Gabriel Ruiz disse...

@ Cris Mereu,

(para quem não sabe a Cris está em Milão!)
também tenho alguns cuidados cotidianos como você, mas por exemplo, no município onde resido (bauru) apenas 5% de todo o lixo vai para a coleta seletiva. Além disso, por aqui abaixaram o preço do alumínio e também do papelão, serviço prestado pelos catadores, heróicamente.

E assim como você, tb não consigo parar de comer carne. Mas só de ter tirado a carne vermelha acabo focando nos vegetais e estou achando ótimo, mais do que eu podia imaginar.

E por cá ainda é muito difícil encontrar alimentos a base de soja depois das 18h, claro, além de serem caros. Mas eu não gosto muito desses alimentos não, refiro-me ao gosto mesmo.

Perfeita sua colocação final, como diria Raul Seixas, "é tanta coisa no menu que eu nem sei o que comer..."

um beijo
e obrigado!!

bruno calixto disse...

olá gabriel, tudo bem?

Peço licença para fazer uma pequena correção: a qtd de habitantes da Amazônia está na casa dos milhões: 24 milhões na última estimativa do ibge, se não me engano, e não 22 mil como vc coloca. É importante frisar isso porque muita gente acha que defender a Amazônia é se preocupar com os animais e as árvores, e esquece que existe uma população imensa lá, 60% vivendo em estado de pobreza.

Sobre o consumo de carne, sou otimista. Acho que a sociedade vai obrigar as empresas da cadeia de produção a fazer as coisas do jeito certo.

um abraço,
bruno calixto, aka planta

Gabriel Ruiz disse...

Claro Bruno, sinta-se a vontade aqui. É um prazer recebê-lo na verdade.
Obrigado pela atualização do dado e pelo comentário relevante :)

Sobre a informação desconexa, como eu disse no texto, não é de agora, mas de 4, 5 anos atrás.

E sobre o consumo da carne, tomara que você esteja certo!!

um abraço e obrigado.

SILVIA disse...

Só tenho uma coisa a dizer:
vc não pode ficar de fora do sistema.
Seja carne ou maconha... CONSUMA!

Gabriel Ruiz disse...
Este comentário foi removido pelo autor.
Gabriel Ruiz disse...

@Silvia,

pra mim não existe dentro ou fora do sistema, você está inserido nele, querendo ou não; mas pra mim hoje algo é bem claro: há escolhas que você faz a todo momento, cotidianamente.
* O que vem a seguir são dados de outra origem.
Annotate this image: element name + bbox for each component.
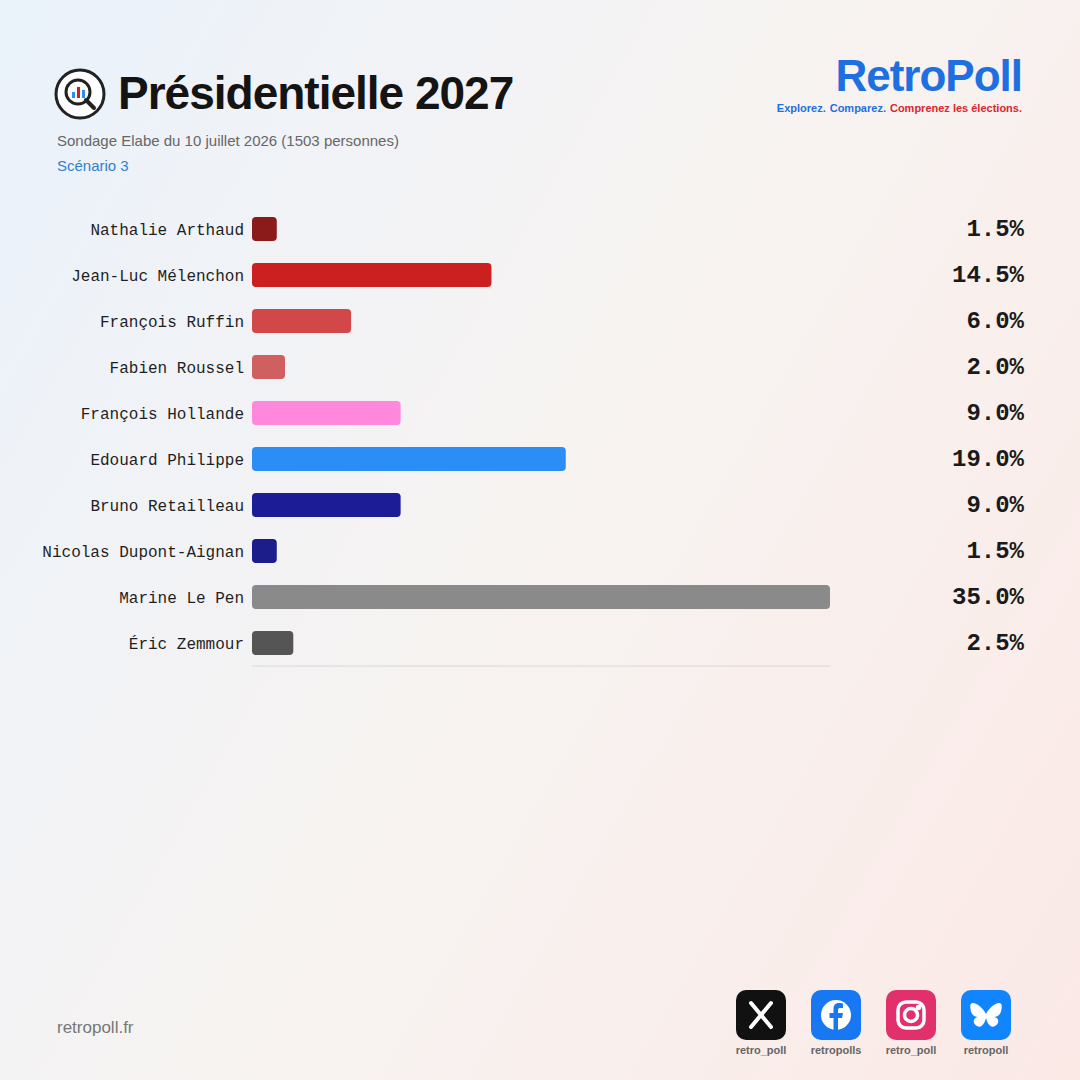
svg-text:Edouard Philippe: Edouard Philippe [90,452,244,470]
svg-text:2.0%: 2.0% [966,354,1024,381]
svg-text:1.5%: 1.5% [966,216,1024,243]
svg-text:François Ruffin: François Ruffin [100,314,244,332]
svg-text:Éric Zemmour: Éric Zemmour [129,635,244,654]
html-text:retro_poll: retro_poll [885,1044,937,1056]
svg-text:35.0%: 35.0% [952,584,1025,611]
html-text:Explorez. Comparez. Comprenez: Explorez. Comparez. Comprenez les électi… [776,102,1022,114]
svg-text:Jean-Luc Mélenchon: Jean-Luc Mélenchon [71,268,244,286]
html-text:Sondage Elabe du 10 juillet 20: Sondage Elabe du 10 juillet 2026 (1503 p… [57,132,399,149]
html-text:retropoll: retropoll [963,1044,1009,1056]
svg-text:1.5%: 1.5% [966,538,1024,565]
svg-text:Bruno Retailleau: Bruno Retailleau [90,498,244,516]
svg-text:9.0%: 9.0% [966,492,1024,519]
html-text:retropoll.fr: retropoll.fr [57,1018,134,1037]
svg-text:François Hollande: François Hollande [81,406,244,424]
svg-text:Nicolas Dupont-Aignan: Nicolas Dupont-Aignan [42,544,244,562]
svg-text:Marine Le Pen: Marine Le Pen [119,590,244,608]
svg-text:19.0%: 19.0% [952,446,1025,473]
svg-text:9.0%: 9.0% [966,400,1024,427]
svg-text:6.0%: 6.0% [966,308,1024,335]
html-text:retropolls: retropolls [810,1044,862,1056]
html-text:retro_poll: retro_poll [735,1044,787,1056]
html-text:Scénario 3: Scénario 3 [57,157,129,174]
svg-text:Fabien Roussel: Fabien Roussel [110,360,244,378]
svg-text:2.5%: 2.5% [966,630,1024,657]
html-text:RetroPoll: RetroPoll [835,51,1022,100]
svg-text:14.5%: 14.5% [952,262,1025,289]
svg-text:Nathalie Arthaud: Nathalie Arthaud [90,222,244,240]
html-text:Présidentielle 2027: Présidentielle 2027 [118,67,514,119]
E no momento que vivo, trabalhando com produção de mídia independente musical, coletivos auto-suficientes e etc, um monte de coisas e lógicas de produção perderam sentido. Essas são as minhas escolhas; não sei se isso vai ser pra sempre ou não, nem acredito, nem quero com isso mudar o mundo, mudar alguém, não me importa. Simplesmente, não estou afim de incentivar, com o MEU dinheiro, esse tipo de produção. É uma postura política, só minha. Simples assim.

obrigado por comentar!
um beijo.

Joao ricardo disse...

A violência só está atrelada ao tráfico de drogas porque sua comecialização é proibida e fortemente reprimida. Não faz sentido forçar as pessoas a deixarem de usar substâncias que são usadas centenas de anos por que o Estado as proíbem - ainda mais quando sabemos, também, que a proibição é ideológica e arbitrária.

É como se proíbissem o cigarro e a cerveja nos próximos anos. Quem iria deixar de usa-los? Nada a ver.

E infelizmente, hoje em dia, pra se usar substâncias psicoativas é preciso lançar uso do consumo.